Now, Mr. DeFehr says Palliser is positioned as one of the largest producers of custom-made leather furniture in North America, partly because of his Mexican investment. Meanwhile, his rivals who chose China have focused on higher-volume, lower-price furniture items.

“The cutting and sewing in Mexico has allowed me to arbitrage the Mexican labor to make sure Canadian operations still survive,” he said. “Mexico has helped me to keep Canada competitive. Without Mexico, I would have been left with a very small company in Canada.”

The Obama administration has asked Congress for “fast track” authority, which allows officials to forge trade agreements overseas that lawmakers must pass or deny with no amendments.

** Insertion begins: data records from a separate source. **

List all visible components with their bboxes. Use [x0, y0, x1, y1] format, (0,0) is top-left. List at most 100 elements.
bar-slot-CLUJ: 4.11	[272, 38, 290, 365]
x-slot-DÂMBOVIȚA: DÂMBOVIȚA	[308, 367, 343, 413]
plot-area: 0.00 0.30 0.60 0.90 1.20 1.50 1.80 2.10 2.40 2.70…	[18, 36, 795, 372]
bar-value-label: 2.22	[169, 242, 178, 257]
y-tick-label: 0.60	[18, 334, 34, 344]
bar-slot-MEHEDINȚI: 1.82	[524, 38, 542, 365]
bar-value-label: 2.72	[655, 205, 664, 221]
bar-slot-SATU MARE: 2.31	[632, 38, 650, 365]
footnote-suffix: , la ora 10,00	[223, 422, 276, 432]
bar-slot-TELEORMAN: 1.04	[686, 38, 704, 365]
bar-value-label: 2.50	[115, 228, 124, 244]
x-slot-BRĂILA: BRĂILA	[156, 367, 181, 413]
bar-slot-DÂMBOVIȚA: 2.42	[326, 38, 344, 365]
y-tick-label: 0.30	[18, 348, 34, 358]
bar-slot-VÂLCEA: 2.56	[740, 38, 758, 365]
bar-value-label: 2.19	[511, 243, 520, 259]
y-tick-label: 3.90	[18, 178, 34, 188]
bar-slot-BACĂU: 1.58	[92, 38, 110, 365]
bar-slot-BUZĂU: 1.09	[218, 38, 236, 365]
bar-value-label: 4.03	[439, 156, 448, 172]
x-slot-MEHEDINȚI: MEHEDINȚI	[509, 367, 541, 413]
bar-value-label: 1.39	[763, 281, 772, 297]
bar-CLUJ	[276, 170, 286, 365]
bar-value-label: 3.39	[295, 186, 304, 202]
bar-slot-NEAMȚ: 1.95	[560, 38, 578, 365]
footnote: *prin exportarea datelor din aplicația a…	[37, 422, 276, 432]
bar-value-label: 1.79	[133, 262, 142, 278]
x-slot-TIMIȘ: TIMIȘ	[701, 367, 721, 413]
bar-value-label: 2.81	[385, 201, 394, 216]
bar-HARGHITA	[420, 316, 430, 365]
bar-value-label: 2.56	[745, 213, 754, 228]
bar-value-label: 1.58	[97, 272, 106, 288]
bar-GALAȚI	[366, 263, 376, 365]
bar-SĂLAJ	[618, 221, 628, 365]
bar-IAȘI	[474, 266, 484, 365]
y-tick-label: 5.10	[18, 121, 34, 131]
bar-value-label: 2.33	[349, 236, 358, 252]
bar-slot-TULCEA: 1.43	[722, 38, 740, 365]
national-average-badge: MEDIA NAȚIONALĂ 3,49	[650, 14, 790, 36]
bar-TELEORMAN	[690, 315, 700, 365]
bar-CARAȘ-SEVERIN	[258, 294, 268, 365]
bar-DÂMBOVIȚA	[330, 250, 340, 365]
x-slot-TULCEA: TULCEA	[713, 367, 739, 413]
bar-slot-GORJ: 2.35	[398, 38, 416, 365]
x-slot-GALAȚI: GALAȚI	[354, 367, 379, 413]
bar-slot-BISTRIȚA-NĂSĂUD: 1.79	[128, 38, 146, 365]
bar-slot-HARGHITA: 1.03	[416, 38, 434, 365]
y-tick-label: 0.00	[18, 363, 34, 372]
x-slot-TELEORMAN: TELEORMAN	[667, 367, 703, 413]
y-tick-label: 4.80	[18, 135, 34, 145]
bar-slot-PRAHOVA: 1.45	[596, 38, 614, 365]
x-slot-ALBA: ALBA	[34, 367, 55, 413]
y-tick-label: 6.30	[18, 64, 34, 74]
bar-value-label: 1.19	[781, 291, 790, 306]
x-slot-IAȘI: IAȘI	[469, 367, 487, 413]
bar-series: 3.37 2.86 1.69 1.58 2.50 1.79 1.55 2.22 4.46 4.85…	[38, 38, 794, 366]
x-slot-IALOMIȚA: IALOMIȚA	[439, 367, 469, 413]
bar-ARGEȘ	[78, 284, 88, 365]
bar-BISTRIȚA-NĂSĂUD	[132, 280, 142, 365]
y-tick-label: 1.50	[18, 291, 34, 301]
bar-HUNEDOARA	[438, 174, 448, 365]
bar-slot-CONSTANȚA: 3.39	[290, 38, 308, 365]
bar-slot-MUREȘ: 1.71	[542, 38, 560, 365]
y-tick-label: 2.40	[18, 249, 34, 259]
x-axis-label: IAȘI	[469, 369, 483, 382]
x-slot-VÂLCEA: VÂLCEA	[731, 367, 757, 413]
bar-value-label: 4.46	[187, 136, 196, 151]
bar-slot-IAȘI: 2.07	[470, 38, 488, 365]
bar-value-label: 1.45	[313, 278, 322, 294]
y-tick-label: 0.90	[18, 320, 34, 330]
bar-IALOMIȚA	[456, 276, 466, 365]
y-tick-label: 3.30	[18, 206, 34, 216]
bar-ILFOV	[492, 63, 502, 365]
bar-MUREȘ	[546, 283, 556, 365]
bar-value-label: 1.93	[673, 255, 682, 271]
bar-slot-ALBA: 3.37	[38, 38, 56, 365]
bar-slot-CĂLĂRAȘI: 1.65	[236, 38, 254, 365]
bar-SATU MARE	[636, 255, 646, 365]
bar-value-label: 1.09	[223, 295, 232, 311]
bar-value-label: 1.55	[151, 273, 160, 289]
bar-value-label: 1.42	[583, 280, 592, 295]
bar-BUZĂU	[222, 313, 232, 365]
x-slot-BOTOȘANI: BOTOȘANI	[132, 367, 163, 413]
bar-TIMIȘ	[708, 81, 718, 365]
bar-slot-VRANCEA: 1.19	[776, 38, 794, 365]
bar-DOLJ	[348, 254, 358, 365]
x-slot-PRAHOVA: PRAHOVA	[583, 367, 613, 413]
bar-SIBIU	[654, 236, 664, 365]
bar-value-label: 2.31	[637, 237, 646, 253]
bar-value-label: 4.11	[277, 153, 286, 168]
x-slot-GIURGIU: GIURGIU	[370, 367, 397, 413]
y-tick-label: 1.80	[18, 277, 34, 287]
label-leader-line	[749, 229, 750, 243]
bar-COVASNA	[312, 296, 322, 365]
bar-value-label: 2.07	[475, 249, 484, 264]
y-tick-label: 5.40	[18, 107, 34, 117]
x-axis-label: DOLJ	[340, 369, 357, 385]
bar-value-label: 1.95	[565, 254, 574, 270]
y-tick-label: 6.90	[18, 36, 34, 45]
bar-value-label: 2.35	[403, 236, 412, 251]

But the bill generated an outcry as the top Democrats expressed public opposition.

“We are not going to just put an imprimatur on an agreement in which we have had no say,” Rep. Rosa De Lauro (D., Conn.) said last week at the unveiling of a report that showed Nafta’s negative impact in Mexico.

Vice President Joe Biden on Friday acknowledged congressional Democrats’ opposition to the Obama administration’s trade agenda, but he defended a proposed Pacific pact as an important counterweight to China.

Trade proponents say fast track will be difficult to pass before the November congressional elections, and Congress will have a hard time passing the TPP without fast track.

The U.S. negotiating partners are starting to voice public concerns about the lack of congressional support for the administration’s trade policy. The European Union’s top trade official, Karel De Gucht, told reporters in Washington on Tuesday that the trans-Atlantic trade pact would be nearly impossible to finish without fast track.

Analysts say Mr. Obama hasn’t pushed aggressively enough to convince skeptics in Congress.

“He’s great at speeches, but not very good at retail politics” with individual legislators, said Gary Hufbauer, senior trade expert at the Petersen Institute for International Economics in Washington. “Nafta created a lot of antagonism in the U.S., and the trade deal is used as a metaphor to oppose trade agreements of all kinds. The view that the TPP is Nafta on steroids is used as a negative phrase.”

“Trade has never been an easy sell,” said Ms. Hills. “What it takes is leadership.”